‘Sosyal oluşumların siyasi ticari etikete ihtiyacı olmaz’
Veli Yılmaz
03-02-2020 00:00
İstanbul'da Gümüşhane adına yıllar önce bir federasyon kuruldu, federasyon kurulurken elbette işin ucunda Gümüşhane vardı. Gümüşhane üzerine birçok vaat verildi. Görüldü ki, bu iş sadece reklamlara kadar sürdü; Reklam bitti, sıra hava durumuna geldi. Federasyon da havalar beklenildiği gibi gitmedi, Hani hep sahiplenip, bir olacaktık ya; önce fırtına koptu, gök gürledi, sonra çil yavrusu gibi dağıldık. Gümüşhane’yi savunacak, dertlerini dert edinip dertleri çözecektik;
Baktık ki, biz çözüldük. Kimi vakıf, kimi dernek kimi başka bir yöne dağıldı. Gümüşhane maalesef tersine döndü.
Bu işin ucundan tutmak isterken, tutanları engellemekle uğraş verdik; Şunu hatırlatmakta hiç işimize gelmedi;
‘Sosyal oluşumların siyasi ticari etikete ihtiyacı olamaz’

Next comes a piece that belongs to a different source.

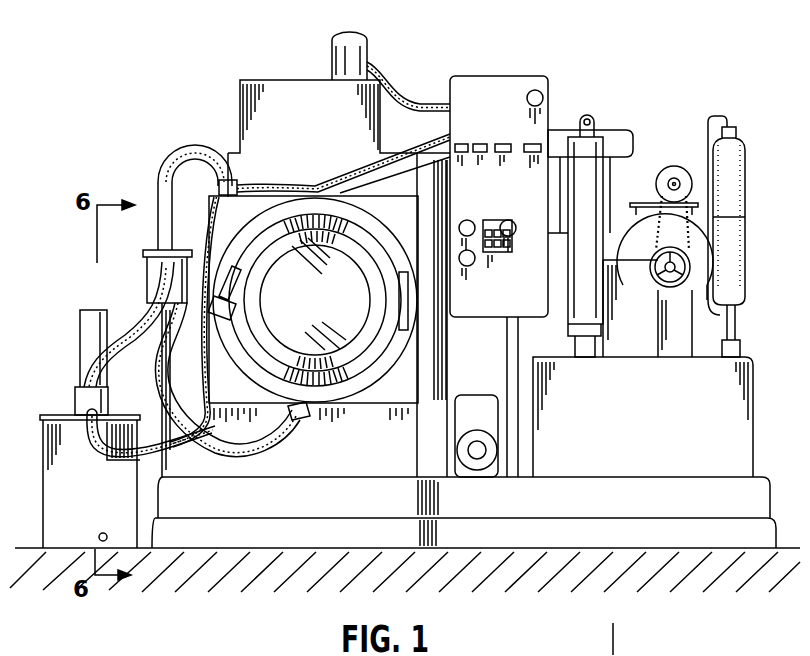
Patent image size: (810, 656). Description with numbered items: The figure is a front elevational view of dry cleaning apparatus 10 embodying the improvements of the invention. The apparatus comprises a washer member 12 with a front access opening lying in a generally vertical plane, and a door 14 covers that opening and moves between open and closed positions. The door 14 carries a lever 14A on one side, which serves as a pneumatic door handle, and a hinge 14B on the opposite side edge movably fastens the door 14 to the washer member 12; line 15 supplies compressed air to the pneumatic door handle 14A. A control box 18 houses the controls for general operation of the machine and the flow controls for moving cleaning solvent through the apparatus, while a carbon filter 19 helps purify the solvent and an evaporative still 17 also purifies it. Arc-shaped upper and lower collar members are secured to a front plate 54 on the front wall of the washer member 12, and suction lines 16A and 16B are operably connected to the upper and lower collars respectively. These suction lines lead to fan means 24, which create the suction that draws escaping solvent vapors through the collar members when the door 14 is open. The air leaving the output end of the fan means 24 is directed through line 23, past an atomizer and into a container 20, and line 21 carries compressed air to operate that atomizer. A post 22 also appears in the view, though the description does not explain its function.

Gümüşhane Dernekler Federasyonu yapılanmaya giderken kurucu başkan Hasan Akdemir, derneklere seslenirken ‘katılanlar bu federasyonun içinde olacak, katılmayanlar dışarıda kalacak’ sözü de hala aklımızın bir ucunda durmuyor değildi. Gördük ki, Gümüşhane’de federasyona katılmayanların da farklı bir hesabı vardı, Var olanların da…
Kuruluş aşamasında pek çok kararlar alınırken o dönem hedef Gümüşhane’nin menfaatleriydi; Şimdi kişi ya da kişilerin menfaati öne çıkmış gibi duruyor.
Yine o dönem kongrede alınan nüfuzlu kimliklerin federasyon kapsamında faydalı işler olması bir çok yararlı işleri çevirebilecek Gümüşhane’ye faydalı olabilecek projeleri desteklemeleriydi.
Çünkü onlar kendi kapsamlarında saygın isimlerdi, Siyasi, ticari, ilmi tecrübeleri bu işin ilacı gibi göründü, oysa STK’ların güçlü bir lidere ve verilen sözlerin tutulmasına ihtiyacı varken, siyasi etiketlerin ve nüfusların bu tür oluşumlarda bir yer edinmediği de görüldü. Ve hatta bir hiçti.
O ağırlık ve nüfus ancak ve ancak ben olursam tezinden öteye anlam ifade etmedi
Hep ezildiler ya da kabullenmek istemediler, kaybeden kendileri ve elbette bununla birlikte Gümüşhane oldu.
Şimdi bu gözlemden yola çıkarak diyeceğimiz odur ki,
Yönetimde bulunan işadamları işlerinin yoğunluğunu öne sürdüklerinden ötürü STK çalışmalarından çok zaman bihaberdirler. Bu sosyal oluşumlarda işler sadece para ile yürümüyor
Faaliyeti olmayan bir vakfın, federasyonun, Derneğin, kamuoyuna kendini gösterebilmesi, bilinirliğinin sağlanması mümkün değildir.
Dolayısıyla birileri nüfuzlu insanların etiketinin sosyal oluşumlara yarar sağlayacağını düşünürken, bunun tam tersi olduğu çoğu kez ispatlanmıştır.
Sosyal oluşumlar gönüllülerden müteşekkildir.
Burada zamandan ailesinden işinden büyük fedakârlıklar yapılması gerekmektedir
Bunun içindir ki bu oluşumlarda zamanı olan sosyal yönü iyi kişilerin görevler alması daha yararlı olmaktadır. Ama konu siyasete gelince vakıf ve dernekler kısacası STK’lar bir siyasetçi için en can alıcı referanstır.
Bu yüzden bir siyasetçinin etiketinin bu yapılara kazandıracağı çok fazla bir şey yoktur.
Hatta verdiği zararları göz önüne alırsak, siyasal ve ideolojik ayrışmaya sebebiyet vermesinden dolayı bu oluşumların birlik amaçlarına ciddi zararlar verdiği görülmüştür.
Şimdi İstanbul’da yine büyük umutlarla kurulan nur topu gibi bir vakfımız oldu. Umarım Gümüşhane adına birlik ve beraberliğini sağlar ve hak ettiğimiz temsili yaparlar. Umut ediyorum ki, bu vakfın yönetimi her daim yukarıda ifade etmeye çalıştığımız analizi de göz önünde bulundurarak, güzel faaliyetlere imza atar.